7. You can fit 27 contact lenses into one eye

It turns out that the ocular cavity has a considerable capacity for contact lenses. In another rare case from the UK (no, we don’t know why Britain has all of these bizarre contact lens cases either), a woman was found to have 27 contact lenses lodged in her eye.

Yes, you read that right, 27 contact lenses! And what was more remarkable was that she didn’t appear to have any visual problems. The 67-year-old was due to undergo routine cataract surgery, and somehow the ‘bluish mass’ of the contact lenses had eluded both herself and her optometrists up until that point. The lenses were removed safely to no ill effect.

8. NASA developed contact lenses for outer space

Now, this is something that’s really ‘out of this world’! NASA actually helped to develop contact lenses that could be used by its astronauts in outer space. In 1993, the agency collaborated with Paragon (Arizona, USA) to create a contact lens that could work in an environment where gravity is significantly reduced, as interactions between solids and liquid are worlds different than on the Earth’s surface.

Paragon subsequently developed its hyper-purified delivery system contact lenses based on its cooperation with NASA. They were designed to be gas-permeable and didn’t contain any water whatsoever, making them significantly less likely to harbor harmful bacteria. These lenses could also be worn for up to seven days at a time.

9. Contact lenses cure angsty teens

Do you remember when you were a socially awkward, gangly teen?

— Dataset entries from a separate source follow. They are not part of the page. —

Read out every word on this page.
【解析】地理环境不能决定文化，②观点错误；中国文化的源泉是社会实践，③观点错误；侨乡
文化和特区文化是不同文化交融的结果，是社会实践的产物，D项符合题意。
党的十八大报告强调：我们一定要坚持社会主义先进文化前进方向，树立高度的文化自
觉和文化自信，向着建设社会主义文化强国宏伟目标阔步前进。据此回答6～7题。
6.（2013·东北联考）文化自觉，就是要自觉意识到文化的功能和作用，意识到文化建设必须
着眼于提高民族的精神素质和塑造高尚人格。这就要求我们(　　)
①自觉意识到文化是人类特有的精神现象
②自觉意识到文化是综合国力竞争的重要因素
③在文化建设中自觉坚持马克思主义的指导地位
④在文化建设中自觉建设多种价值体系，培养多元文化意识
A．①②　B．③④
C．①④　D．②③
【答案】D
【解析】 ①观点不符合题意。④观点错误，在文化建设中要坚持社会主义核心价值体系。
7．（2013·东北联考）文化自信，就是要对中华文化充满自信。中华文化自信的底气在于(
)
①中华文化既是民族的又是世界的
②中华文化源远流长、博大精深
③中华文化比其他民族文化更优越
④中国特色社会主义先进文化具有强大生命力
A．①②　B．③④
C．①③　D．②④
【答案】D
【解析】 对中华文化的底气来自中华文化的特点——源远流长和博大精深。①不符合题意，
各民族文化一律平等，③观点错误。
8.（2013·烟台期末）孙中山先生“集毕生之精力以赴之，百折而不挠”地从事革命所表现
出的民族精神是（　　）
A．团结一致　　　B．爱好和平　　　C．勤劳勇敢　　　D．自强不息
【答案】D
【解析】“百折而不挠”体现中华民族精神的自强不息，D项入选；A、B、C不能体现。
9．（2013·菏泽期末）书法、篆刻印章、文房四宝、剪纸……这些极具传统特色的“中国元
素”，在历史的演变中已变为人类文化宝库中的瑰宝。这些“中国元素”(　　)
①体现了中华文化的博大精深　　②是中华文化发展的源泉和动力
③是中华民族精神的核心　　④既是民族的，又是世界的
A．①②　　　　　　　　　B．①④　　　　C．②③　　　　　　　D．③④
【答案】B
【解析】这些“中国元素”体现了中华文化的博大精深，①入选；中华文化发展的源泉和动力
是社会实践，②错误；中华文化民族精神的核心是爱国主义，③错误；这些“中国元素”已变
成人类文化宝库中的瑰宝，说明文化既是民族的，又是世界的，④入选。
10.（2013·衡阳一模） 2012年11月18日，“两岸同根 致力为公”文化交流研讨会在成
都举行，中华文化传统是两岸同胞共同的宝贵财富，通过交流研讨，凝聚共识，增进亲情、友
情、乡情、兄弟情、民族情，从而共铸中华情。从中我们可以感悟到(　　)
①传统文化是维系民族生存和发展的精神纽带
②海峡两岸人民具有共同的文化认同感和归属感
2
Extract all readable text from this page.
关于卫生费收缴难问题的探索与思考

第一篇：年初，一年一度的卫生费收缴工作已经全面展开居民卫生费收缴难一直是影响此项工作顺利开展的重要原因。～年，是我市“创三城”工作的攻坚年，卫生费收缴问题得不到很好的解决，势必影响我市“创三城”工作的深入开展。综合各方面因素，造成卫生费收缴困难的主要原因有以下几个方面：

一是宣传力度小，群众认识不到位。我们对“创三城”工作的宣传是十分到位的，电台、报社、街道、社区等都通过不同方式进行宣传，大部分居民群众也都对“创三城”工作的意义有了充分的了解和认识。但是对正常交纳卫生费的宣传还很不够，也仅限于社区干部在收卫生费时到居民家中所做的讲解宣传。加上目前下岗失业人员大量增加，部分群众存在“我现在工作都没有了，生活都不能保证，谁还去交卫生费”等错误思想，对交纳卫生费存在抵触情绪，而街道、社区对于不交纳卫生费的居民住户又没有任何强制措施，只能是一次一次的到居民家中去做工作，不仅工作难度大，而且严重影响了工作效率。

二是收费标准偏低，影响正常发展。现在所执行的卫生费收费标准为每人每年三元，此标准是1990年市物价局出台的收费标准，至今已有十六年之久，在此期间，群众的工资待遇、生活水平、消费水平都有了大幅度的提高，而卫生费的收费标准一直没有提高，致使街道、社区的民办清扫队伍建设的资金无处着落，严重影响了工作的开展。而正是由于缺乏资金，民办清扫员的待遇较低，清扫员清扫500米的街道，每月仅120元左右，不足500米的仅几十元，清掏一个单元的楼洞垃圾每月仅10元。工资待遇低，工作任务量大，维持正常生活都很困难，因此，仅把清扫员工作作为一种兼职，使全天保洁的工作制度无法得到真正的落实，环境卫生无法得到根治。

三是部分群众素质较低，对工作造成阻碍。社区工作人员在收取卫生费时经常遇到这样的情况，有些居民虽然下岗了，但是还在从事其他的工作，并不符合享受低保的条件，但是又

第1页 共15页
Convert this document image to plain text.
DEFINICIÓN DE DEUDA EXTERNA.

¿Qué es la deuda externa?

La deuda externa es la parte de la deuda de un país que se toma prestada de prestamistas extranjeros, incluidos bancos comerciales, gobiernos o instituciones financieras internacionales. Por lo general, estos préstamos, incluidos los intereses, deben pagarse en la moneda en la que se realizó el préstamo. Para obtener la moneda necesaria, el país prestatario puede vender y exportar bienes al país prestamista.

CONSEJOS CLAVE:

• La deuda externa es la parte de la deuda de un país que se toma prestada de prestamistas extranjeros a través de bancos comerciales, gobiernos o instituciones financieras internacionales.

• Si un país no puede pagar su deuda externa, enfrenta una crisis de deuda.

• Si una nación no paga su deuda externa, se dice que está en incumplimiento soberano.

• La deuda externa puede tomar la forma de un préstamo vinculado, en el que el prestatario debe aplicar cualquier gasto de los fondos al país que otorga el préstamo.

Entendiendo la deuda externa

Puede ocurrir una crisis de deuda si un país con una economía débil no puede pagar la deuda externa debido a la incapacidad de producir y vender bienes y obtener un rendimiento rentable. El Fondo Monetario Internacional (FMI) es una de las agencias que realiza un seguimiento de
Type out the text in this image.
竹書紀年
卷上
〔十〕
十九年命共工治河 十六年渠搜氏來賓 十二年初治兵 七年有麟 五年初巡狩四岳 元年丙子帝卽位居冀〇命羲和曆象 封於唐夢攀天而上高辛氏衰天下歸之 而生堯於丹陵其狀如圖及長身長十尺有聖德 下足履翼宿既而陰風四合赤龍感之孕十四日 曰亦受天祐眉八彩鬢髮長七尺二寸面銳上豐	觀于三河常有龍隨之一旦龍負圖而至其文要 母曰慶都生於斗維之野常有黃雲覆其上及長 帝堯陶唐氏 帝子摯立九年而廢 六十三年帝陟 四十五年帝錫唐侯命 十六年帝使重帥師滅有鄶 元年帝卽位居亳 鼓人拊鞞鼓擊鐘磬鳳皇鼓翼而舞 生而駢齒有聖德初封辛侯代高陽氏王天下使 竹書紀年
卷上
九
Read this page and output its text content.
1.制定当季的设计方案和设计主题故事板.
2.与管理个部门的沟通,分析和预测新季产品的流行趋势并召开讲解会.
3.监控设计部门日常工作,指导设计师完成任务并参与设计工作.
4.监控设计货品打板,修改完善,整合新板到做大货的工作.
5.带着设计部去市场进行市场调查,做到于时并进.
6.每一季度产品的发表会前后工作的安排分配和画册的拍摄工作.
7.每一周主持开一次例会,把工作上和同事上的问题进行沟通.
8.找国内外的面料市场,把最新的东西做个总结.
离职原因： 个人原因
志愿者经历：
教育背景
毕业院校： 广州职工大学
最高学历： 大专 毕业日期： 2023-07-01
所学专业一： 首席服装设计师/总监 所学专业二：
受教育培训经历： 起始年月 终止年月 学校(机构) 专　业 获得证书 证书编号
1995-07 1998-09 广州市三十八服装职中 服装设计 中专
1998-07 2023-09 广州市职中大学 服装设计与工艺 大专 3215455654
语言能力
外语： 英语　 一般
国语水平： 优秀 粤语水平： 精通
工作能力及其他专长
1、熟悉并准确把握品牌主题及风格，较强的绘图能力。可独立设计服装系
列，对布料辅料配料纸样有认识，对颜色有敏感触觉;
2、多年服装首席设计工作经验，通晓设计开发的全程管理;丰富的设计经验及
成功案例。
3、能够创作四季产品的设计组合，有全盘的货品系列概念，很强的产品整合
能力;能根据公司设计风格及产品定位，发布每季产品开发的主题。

Being a teenager is tough under the best of circumstances, but especially so when you have a vision problem. The
good news is that contact lenses can help with that.

Studies5 have consistently shown that children who wear contact lenses instead of conventional glasses report significantly higher confidence, better sporting performance, improved self-image, and even enhanced school performance. Indeed, it seems contact lenses are a win-win when it comes to boosting the happiness of angsty teens.

10. The best (of lenses) is yet to come

The coolest fact we can tell you about contact lenses is that there is so much to look forward to in the coming years! Lenses are at the forefront of technological development in both ophthalmology and optometry, using some of the most avant-garde technologies available, including artificial intelligence, 3D printing, drug-eluting and more!

Of course, COOKIE magazine is following many of these latest updates in this very issue. No one knows what other contact lens oddities the future could bring—but we are certain they will be cool.

References

  1. Bui TH, Cavanagh HD, Robertson DM. Patient Compliance During Contact Lens Wear: Perceptions, Awareness, and Behavior. Eye Contact Lens. 2010;36(6):334-339.
  2. Healthy Contact Lens Wear and Care. Available at https://www.cdc.gov/contactlenses/fast-facts.html. Accessed on August 2, 2023.
  3. Shams PN, Beckingsale AB, Sheldrick JH, Rose GE. An unusual eyelid lump: unsuspected embedded contact lens for up to 40 years. Two cases and literature review. Eye (Lond). 2011;25(10):1371-1373.
  4. Contact lenses in the US – Statistics & Facts. Available at https://www.statista.com/topics/4570/contact-lenses-in-the-us/. Accessed on August 2, 2023.
  5. Building children’s confidence with contact lenses. Available at https://www.visiondirect.co.uk/blog/building-childrens-confidencecontact-lenses. Accessed on August 2, 2023.

Editor’s Note: This article was published in COOKIE magazine Issue 13.